I heard it’s related to offset being zero or something similar but I don’t really understand it.

e.g. now I have

glVertexAttribPointer(in_Vertex_location, 3, GL_FLOAT, GL_FALSE, 6sizeof(GLfloat), BUFFER_OFFSET(0));
glVertexAttribPointer(in_Normal_location, 3, GL_FLOAT, GL_FALSE, 6
sizeof(GLfloat), BUFFER_OFFSET(3*sizeof(GLfloat)));

where BUFFER_OFFSET(i) is ((char *)NULL + (i))

What should change to be proper?

(…on ATI only.)

You probably didn’t create a vertex array object. Just create one in your initialization code. This is required by the OpenGL 3.2+ core specifications, but NVIDIA tends to play somewhat loose with the spec.

Interesting, why not just do:

BUFFER_OFFSET(i) ((char const*)(i))

works for me.

I guess I’ll have to create one. But what’s the point. Will it be an empty one with nothing in it?

EDIT: oh, I think I misunderstood something fundamental. VAOs are not old Vertex Arrays but something added on 3.0. I’ll have to read about it.

That didn’t fix it.

Notice it’s something I didn’t notice on NVIDIA on 3.3 core context but I see on ATI unless it’s on 3.1.

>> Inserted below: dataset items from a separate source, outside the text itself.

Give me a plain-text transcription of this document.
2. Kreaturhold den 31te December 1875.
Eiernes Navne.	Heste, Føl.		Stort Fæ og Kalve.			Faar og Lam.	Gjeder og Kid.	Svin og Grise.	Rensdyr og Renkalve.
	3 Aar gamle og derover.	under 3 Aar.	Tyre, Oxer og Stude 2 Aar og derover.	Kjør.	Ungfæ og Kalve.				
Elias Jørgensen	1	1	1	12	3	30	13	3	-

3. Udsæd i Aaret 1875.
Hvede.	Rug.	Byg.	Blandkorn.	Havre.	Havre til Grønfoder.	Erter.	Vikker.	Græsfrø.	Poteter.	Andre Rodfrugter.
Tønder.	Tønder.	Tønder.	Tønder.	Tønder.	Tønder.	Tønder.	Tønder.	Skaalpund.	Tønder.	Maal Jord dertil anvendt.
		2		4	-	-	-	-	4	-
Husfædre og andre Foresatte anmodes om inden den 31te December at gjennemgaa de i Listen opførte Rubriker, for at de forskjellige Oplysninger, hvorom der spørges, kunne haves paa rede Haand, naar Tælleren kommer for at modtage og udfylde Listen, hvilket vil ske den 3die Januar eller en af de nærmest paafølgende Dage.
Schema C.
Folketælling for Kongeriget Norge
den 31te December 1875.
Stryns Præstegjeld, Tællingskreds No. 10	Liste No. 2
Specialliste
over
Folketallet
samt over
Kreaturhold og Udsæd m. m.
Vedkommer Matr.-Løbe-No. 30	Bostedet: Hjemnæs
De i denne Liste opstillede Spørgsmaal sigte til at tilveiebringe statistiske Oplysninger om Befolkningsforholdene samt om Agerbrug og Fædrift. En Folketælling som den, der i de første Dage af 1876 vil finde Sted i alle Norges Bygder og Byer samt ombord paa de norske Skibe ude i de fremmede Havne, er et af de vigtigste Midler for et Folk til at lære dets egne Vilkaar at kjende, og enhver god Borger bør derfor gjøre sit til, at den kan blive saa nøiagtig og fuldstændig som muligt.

ok, I understood what it is but this puzzles me:

Are vertex buffer objects required?

I understand it’s cleaner code but can one draw in OpenGL 3.2+ without one?

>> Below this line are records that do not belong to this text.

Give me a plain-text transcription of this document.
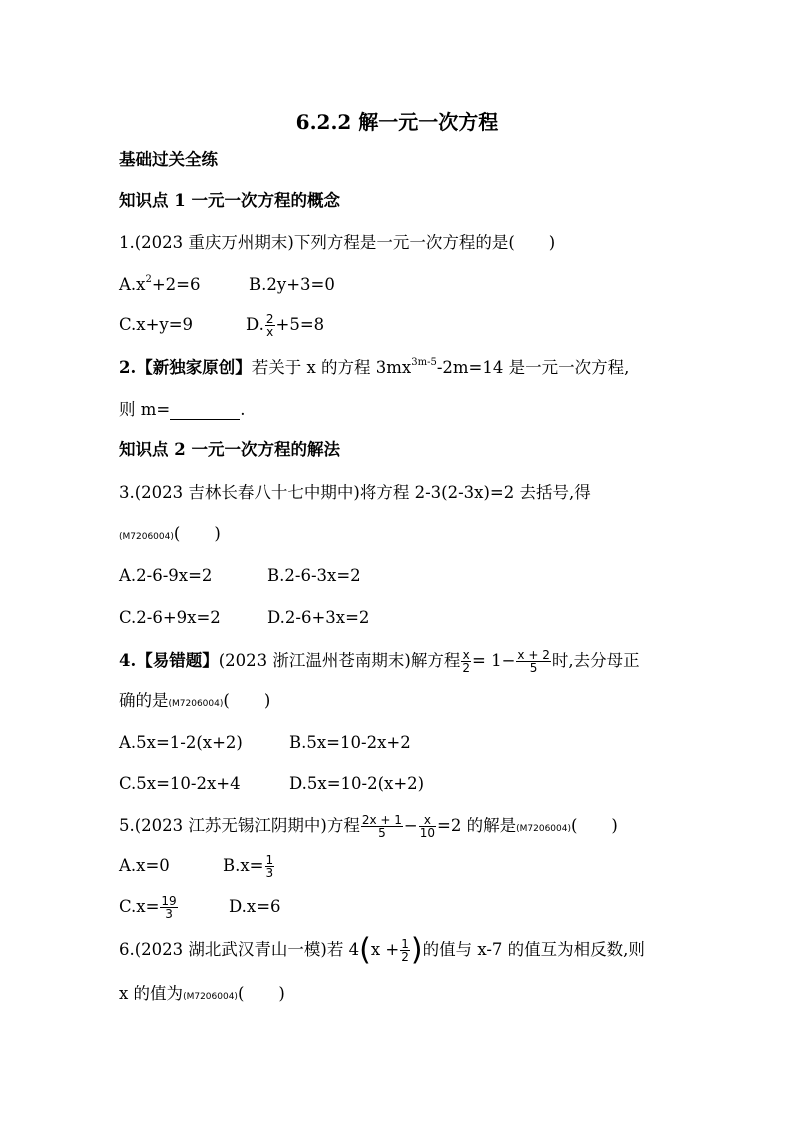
6.2.2 解一元一次方程
基础过关全练
知识点 1 一元一次方程的概念
1.(2023 重庆万州期末)下列方程是一元一次方程的是( )
$A.x^2+2=6$	B.2y+3=0
C.x+y=9	D. $\frac{2}{x} +5=8$
2.【新独家原创】若关于 x 的方程 $3mx^{3m-5}-2m=14$ 是一元一次方程,
则 m=	.
知识点 2 一元一次方程的解法
3.(2023 吉林长春八十七中期中)将方程 2-3(2-3x)=2 去括号,得
(M7206004)( )
A.2-6-9x=2	B.2-6-3x=2
C.2-6+9x=2	D.2-6+3x=2
4.【易错题】(2023 浙江温州苍南期末)解方程 $\frac{x}{2} = 1- \frac{x + 2}{5}$ 时,去分母正
确的是(M7206004)( )
A.5x=1-2(x+2)	B.5x=10-2x+2
C.5x=10-2x+4	D.5x=10-2(x+2)
5.(2023 江苏无锡江阴期中)方程 $\frac{2x + 1}{5} - \frac{x}{10} =2$ 的解是(M7206004)( )
A.x=0	$B.x= \frac{1}{3}$
$C.x= \frac{19}{3}$	D.x=6
6.(2023 湖北武汉青山一模)若 $4(x + \frac{1}{2}$ )的值与 x-7 的值互为相反数,则
x 的值为(M7206004)( )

e.g. I made a ‘dummy’ one, it didn’t get any data (or any proper data) and now the scene is blank. I suppose that’s normal but it poses the question, are VAOs required?

[Does NVIDIA ‘automatically’ create one for each vertexattribpointer?]

Are vertex buffer objects required?

I understand it’s cleaner code but can one draw in OpenGL 3.2+ without one?

Are you talking about vertex buffer objects or vertex array objects? Because these are two completely different things.

Both are required for GL 3.2 core. Neither is required for GL 3.2 compatibility.

Sorry I meant, vertex array objects.

oh, interesting.

I guess NVIDIA didn’t help write better code. ATI forces properly the context so it won’t let me run a core context without vertex array objects in use.

Only problem is if it’s complex enough, it’s hard to incorporate it properly…

Now I’m trying to figure out what exactly must be ‘grouped’…

Now I’m trying to figure out what exactly must be ‘grouped’…

There’s nothing to properly group. There’s nothing complex here. After you create your context, just put these three lines in:


GLuint vao;
glGenVertexArray(1, &vao);
glBindVertexArray(vao);

And everything works exactly as it did before.

Yeah, it is the dummy vao trick.

It did not work here properly. I was a getting a blank screen (without error).

However, it did work properly after I properly grouped the relevant (state) calls anyway (in various VAOs for each mesh I was drawing), which is I suppose the best.

I suppose I did something (wrong) in between that disrupted the normal operation or it’s a bug.